Retractable Awning FAQ

There are many ways to add value and comfort to the outside of your home, but one of the best ways to achieve this is by installing a retractable awning. Here we take a closer look at retractable awnings with a few frequently asked questions, from what they are and how they work to the various parts that make them.

What is a retractable awning?

An awning is an overhanging covering attached to the outside wall of a building — sometimes residential, sometimes commercial. While traditional awnings have been set in place, it’s becoming increasingly popular for retractable awnings to be used. These types of awnings can be extended or retracted depending on the weather conditions; extend them for cover on scorching hot or rainy days, and retract them to soak up the weather when conditions are perfect.

What are the parts of a retractable awning?

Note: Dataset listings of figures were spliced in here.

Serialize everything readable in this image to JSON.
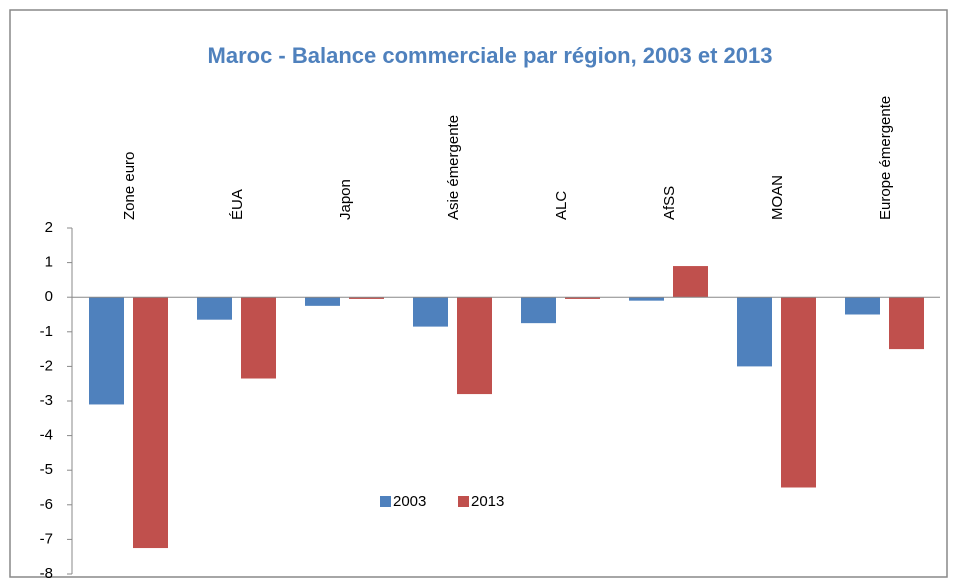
{
  "chart_data": {
    "type": "bar",
    "title": "Maroc -   Balance commerciale par région, 2003 et 2013",
    "categories": [
      "Zone euro",
      "ÉUA",
      "Japon",
      "Asie émergente",
      "ALC",
      "AfSS",
      "MOAN",
      "Europe émergente"
    ],
    "series": [
      {
        "name": "2003",
        "color": "#4f81bd",
        "values": [
          -3.1,
          -0.65,
          -0.25,
          -0.85,
          -0.75,
          -0.1,
          -2.0,
          -0.5
        ]
      },
      {
        "name": "2013",
        "color": "#c0504d",
        "values": [
          -7.25,
          -2.35,
          -0.05,
          -2.8,
          -0.05,
          0.9,
          -5.5,
          -1.5
        ]
      }
    ],
    "ylim": [
      -8,
      2
    ],
    "yticks": [
      -8,
      -7,
      -6,
      -5,
      -4,
      -3,
      -2,
      -1,
      0,
      1,
      2
    ],
    "legend": "inside-bottom-center"
  }
}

The best retractable awnings are made of aluminium die cast parts and resistant steel cables with articulated arms. Most retractable awnings are motorised with a remote control, but the best modern examples can also be controlled with sun or wind sensors, meaning they can be retracted to suit the conditions even when the homeowner is away. Additionally, the awning fabric should be made of long-lasting, UV-resistant material, and will come in a range of different colours to complement the area where they are being installed.

What is a valance?

A valance is a piece of fabric that is hung from the edge of a canopy for added shade and protection. Many retractable awnings come with an optional vertically-adjustable valance that can be fitted after the awning is installed. These valances are operated with additional hand cranks and can often extend over 1m down from the awning, providing an extra option to block out the sun or rain in extreme Australian weather conditions.

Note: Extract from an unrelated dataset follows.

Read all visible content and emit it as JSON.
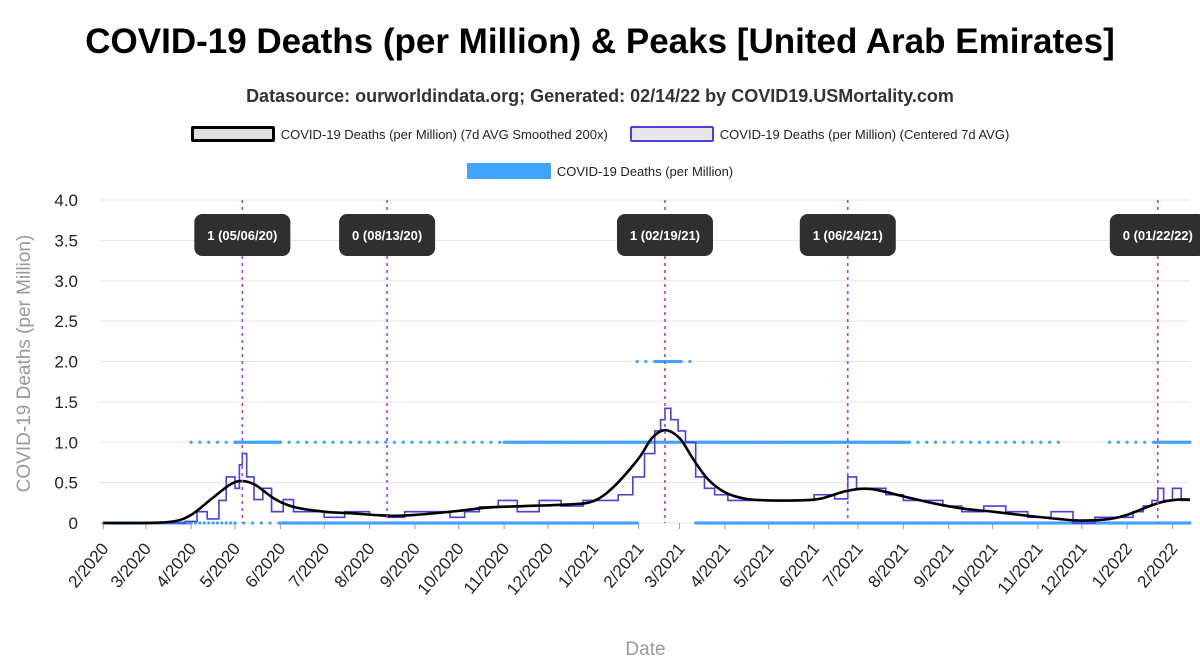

How durable is a retractable awning?

Because they are designed to protect from the elements, retractable awnings are made to be super durable, with the best modern retractable awnings reaching a rating of 6 on the Beaufort Wind Scale. The Beaufort scale is a measure of wind speed split into 13 categories from no wind at all to hurricane conditions. A rating of six protects the awning from conditions where large branches are swaying and umbrellas have become difficult to use.

What are the benefits of a retractable awning?

The biggest benefit of any awning is its ability to protect from the elements. Awnings provide shelter from the oppressive heat of the summer or the unpredictable rainy conditions year-round in Australia. Awnings also have the ability to create an obvious entertaining area in your home for people to gather, as well as being aesthetically pleasing by complementing the features of backyard with a wide range of available fabrics.

How far does a retractable awning extend?

The average retractable awning can project up to a maximum 4m, with a 7m width. As mentioned previously, there is also the option of a retractable valance that can extend over 1m vertically downwards.